Trumbo depicts how Dalton Trumbo and his friends originally believed that they would be protected under the First Amendment. They should have been right. The amendment safeguards freedom of speech and assembly, or at least it is supposed to do that. Some Hollywood notables, including Humphrey Bogart, John Huston, and Lauren Bacall, formed the “Committee for the First Amendment” to protest how the government was targeting people simply for their political beliefs. In the end the First Amendment did not matter, as the House Un-American Activities Committee had Trumbo and the rest of the Hollywood Ten jailed. The “Red Scare” overwhelmed any protest or dissent.

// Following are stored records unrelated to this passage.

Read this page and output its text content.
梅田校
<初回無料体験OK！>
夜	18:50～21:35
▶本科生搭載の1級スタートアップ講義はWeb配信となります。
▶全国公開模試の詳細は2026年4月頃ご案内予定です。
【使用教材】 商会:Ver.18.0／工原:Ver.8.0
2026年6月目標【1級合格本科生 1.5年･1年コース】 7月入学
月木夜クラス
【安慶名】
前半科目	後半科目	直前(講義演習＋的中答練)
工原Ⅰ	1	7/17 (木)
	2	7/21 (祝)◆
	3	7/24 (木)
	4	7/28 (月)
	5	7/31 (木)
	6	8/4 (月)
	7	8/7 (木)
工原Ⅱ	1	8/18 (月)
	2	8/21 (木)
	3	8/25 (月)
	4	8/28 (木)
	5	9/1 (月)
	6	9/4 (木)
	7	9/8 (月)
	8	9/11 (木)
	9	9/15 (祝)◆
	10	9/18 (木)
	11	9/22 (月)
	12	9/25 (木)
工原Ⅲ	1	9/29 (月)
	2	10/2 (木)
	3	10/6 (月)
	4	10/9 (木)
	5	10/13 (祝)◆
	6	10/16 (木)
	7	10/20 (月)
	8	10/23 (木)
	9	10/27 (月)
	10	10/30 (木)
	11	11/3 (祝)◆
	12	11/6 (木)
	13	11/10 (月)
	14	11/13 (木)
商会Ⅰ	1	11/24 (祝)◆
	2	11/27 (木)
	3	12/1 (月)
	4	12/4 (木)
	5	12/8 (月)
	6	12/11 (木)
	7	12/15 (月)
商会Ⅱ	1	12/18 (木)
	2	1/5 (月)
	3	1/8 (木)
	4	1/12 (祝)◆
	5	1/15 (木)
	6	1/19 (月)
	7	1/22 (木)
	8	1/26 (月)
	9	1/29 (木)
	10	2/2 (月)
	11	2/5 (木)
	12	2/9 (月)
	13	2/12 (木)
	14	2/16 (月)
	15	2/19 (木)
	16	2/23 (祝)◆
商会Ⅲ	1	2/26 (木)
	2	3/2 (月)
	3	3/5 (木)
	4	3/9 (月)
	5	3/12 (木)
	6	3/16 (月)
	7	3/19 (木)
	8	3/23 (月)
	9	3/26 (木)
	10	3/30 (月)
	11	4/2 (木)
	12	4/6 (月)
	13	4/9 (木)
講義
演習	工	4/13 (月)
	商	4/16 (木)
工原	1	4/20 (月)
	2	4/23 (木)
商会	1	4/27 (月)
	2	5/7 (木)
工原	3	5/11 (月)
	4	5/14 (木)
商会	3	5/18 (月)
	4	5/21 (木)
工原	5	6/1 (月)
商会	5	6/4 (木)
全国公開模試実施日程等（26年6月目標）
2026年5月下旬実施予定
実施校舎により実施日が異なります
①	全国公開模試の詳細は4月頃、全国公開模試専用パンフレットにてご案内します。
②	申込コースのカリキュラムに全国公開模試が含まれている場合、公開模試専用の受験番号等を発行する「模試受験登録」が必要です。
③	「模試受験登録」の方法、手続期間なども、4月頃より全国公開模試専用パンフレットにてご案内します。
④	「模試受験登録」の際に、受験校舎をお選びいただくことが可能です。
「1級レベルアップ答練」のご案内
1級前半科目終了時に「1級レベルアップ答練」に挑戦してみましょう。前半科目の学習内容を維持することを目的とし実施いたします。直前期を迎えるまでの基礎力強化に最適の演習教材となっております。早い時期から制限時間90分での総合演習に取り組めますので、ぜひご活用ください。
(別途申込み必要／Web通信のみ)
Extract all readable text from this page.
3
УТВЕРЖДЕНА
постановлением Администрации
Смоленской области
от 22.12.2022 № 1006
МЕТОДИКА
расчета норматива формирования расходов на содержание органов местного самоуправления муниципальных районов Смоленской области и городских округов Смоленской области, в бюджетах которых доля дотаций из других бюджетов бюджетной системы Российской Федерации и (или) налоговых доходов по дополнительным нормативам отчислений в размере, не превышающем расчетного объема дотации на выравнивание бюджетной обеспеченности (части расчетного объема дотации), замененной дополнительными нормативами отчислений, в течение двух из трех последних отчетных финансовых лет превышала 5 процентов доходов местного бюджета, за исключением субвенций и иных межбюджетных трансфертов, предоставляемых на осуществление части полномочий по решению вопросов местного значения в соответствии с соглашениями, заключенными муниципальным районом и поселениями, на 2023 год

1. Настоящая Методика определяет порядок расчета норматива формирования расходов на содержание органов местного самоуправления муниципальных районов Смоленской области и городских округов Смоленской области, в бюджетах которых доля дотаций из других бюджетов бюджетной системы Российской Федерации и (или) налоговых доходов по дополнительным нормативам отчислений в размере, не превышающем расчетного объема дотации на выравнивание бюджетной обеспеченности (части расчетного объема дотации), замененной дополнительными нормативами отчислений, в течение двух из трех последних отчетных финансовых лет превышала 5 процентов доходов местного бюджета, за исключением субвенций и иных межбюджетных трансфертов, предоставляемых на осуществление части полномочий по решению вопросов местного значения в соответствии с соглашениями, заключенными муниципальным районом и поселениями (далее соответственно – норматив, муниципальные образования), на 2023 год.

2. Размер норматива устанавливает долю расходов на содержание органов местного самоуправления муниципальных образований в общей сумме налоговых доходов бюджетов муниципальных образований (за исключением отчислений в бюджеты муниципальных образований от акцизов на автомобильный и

Looking back at that era, it becomes clear that America faced a danger just as insidious as Communism. Our nation’s basic freedoms eroded, not due to a foreign power, but rather our own fear and mistrust of our fellow Americans. It is all too easy to celebrate freedom when it is not tested. We do not truly know whether that freedom means something until it becomes difficult. The America of the late 40s and 50s faced such a test. For the most part, it failed. Ironically, in doing so the nation brought itself closer to the Soviet Union, where any form of dissent was stamped out. Our nation forgot that the First Amendment means protecting all forms of speech, not just those we agree with.

Now our freedoms are tested again. At issue is another part of the First Amendment, the freedom of religion. It is so easy to see what happened in Paris, and what is going on in the rest of the world, and succumb to fear of all things Muslim. Yes, there are Muslims who are terrorists, just like there were Communists who spied for the Soviets. But to judge an entire group of people for the actions of a small number in that group is not only unfair, but also wildly inaccurate. President Bush famously said after 9/11 that “The terrorists are traitors to their own faith, trying, in effect, to hijack Islam itself. The enemy of America is not our many Muslim friends... Our enemy is a radical network of terrorists and every government that supports them.”

What happens if we give into the fear? We make the struggle against ISIS, Al-Qaeda, Boko Haram and those who support them into a fight against an entire religion. Not only is doing that giving the terrorists exactly what they want, but it strikes against our core values. America was founded on religious tolerance and acceptance. Our country has long been a home for those who wished to practice their religion freely, away from persecution. If we lose that, what exactly are we fighting for? ISIS, Boko Haram and Al-Qaeda, just as the Soviet Union did, stamp out any dissent or departure from a singular point of view. Attacking an entire religion brings us closer in thinking to our enemies. We can do better and we must do better. Our struggle against the terrorists should be a fight to protect the basic American freedoms we all cherish. As Hanks/Donovan says in Bridge of Spies, “Let’s show our enemies who we are.”